Because — and this is the critical point — our ideas about “Nature” are cultural constructs.

When the mothers spoke of nature, they spoke of a monolithic and static concept, the one true thing that predates dates humankind and remains pure and unadulterated. To them, nature is the perfect model for human behavior because it is separate from and unpolluted by human manipulation. This view, of course, is problematic; it denies the many ways in which nature is indeed culturally constructed …

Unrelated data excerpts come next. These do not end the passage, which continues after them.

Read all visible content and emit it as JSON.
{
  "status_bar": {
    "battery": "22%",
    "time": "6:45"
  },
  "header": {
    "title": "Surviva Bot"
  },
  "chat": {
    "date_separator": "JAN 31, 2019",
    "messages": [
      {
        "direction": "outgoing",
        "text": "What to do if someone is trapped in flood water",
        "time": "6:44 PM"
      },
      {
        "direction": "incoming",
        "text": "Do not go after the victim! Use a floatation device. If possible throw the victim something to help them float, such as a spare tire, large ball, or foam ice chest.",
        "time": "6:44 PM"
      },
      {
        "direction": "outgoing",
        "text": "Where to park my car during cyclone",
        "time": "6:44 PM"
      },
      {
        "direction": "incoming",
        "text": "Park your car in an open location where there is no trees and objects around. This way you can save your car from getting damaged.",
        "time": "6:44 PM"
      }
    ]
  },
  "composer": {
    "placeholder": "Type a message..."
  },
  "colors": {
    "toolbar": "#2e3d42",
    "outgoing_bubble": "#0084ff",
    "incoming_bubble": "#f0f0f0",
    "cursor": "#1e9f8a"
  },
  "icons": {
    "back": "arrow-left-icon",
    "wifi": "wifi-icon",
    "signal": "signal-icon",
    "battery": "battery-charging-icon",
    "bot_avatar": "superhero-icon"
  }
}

The way that ancient peoples viewed nature is very different from the way that scientists view nature, for example. The views of ancient peoples are every bit as cultural determined (it was their religion!) as the views of scientists and neither is a completely accurate assessment of nature itself. Natural mothering advocates have simply traded the religion of the present for the biologically determined, gendered and often misogynist religion of the past.

Natural mothering advocates believe, like many ancient peoples believed, that Nature is an irresistible higher power that should be worshipped: venerated, trusted and to which we must submit.

That’s not reasoning or choice; it’s religious fundamentalism.